アレクサンダー:すごく大きな市場だと思います。音楽市場規模は世界第2位ですね。そしてとてもユニークです。グローバルでは音楽市場の50%はデジタルでの売上げですが、日本では70%がフィジカルの売上ですね。
世界ではストリーミングは非常に速い速度で市場を拡大しているわけですが、日本でもサブスクライバー数は2000万人という規模になって来ていて、これはすごくいいサインだと思います。日本でのストリーミングサービスは今年度末に向けてさらに世界の潮流に近づいていくと予想されますし、それによって日本の音楽がもっとグローバルにオープンになっていくと思います。ストリーミングは音楽そのものが世界中に旅してくれていっているようなもので、とてもいいと思います。
──日本の音楽業界の方々にメッセージをお願いいたします。
アレクサンダー:MIDEMは音楽企業にとって最新のトレンドを学べる有効な場でもあり、世界中の音楽制作者や音楽ビジネスと繋がることが出来、コラボレーションの機会にも出会えます。

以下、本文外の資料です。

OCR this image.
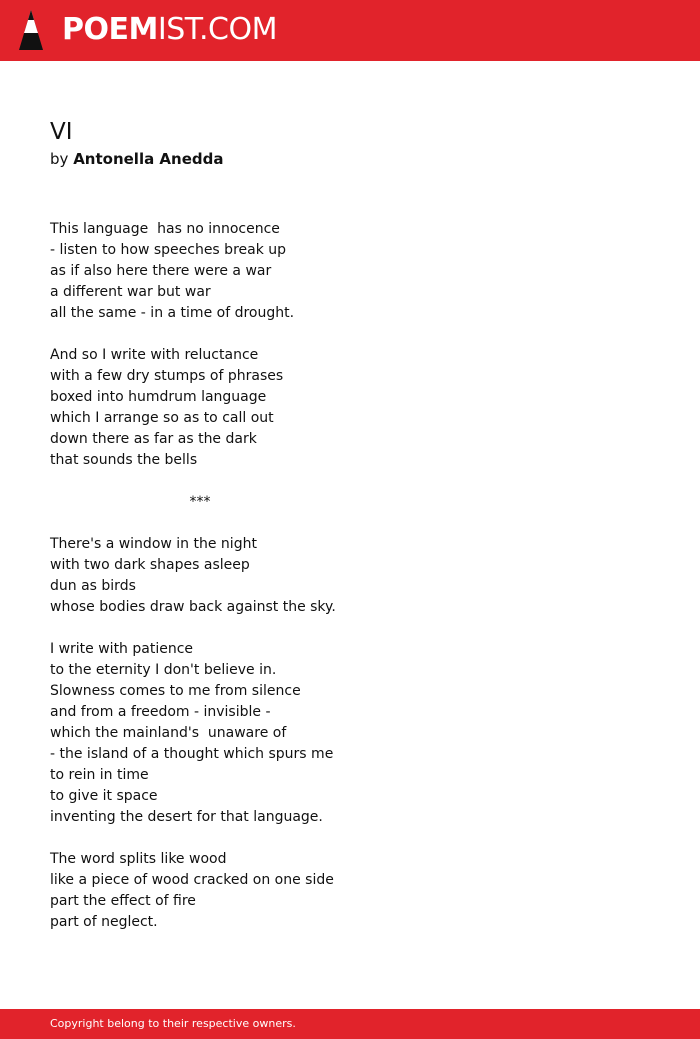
POEMIST.COM
VI
by Antonella Anedda
This language  has no innocence
- listen to how speeches break up
as if also here there were a war
a different war but war
all the same - in a time of drought.
And so I write with reluctance
with a few dry stumps of phrases
boxed into humdrum language
which I arrange so as to call out
down there as far as the dark
that sounds the bells
***
There's a window in the night
with two dark shapes asleep
dun as birds
whose bodies draw back against the sky.
I write with patience
to the eternity I don't believe in.
Slowness comes to me from silence
and from a freedom - invisible -
which the mainland's  unaware of
- the island of a thought which spurs me
to rein in time
to give it space
inventing the desert for that language.
The word splits like wood
like a piece of wood cracked on one side
part the effect of fire
part of neglect.
Copyright belong to their respective owners.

ぜひこのMIDEMデジタルエディションのプラットフォームにもアクセスしてみてください。無料でいつでもアクセスできます。新しいコンタクト先も見つかります。世界中でどのようなことが起こっているかヒントもいろいろあると思います。
そして私たち国際コミュニティは日本のコミュニティにも非常に興味を持っていて、日本のアーティストを見てみたい、繋がりたいと思っていて、色々なことを発見していきたいと思っています。
ですので、繋がることはとても重要で、MIDEMではそのお手伝いが出来ることに意義を感じています。来年の55回目のMIDEMではカンヌで皆さまにお会い出来るのを心から楽しみにしています。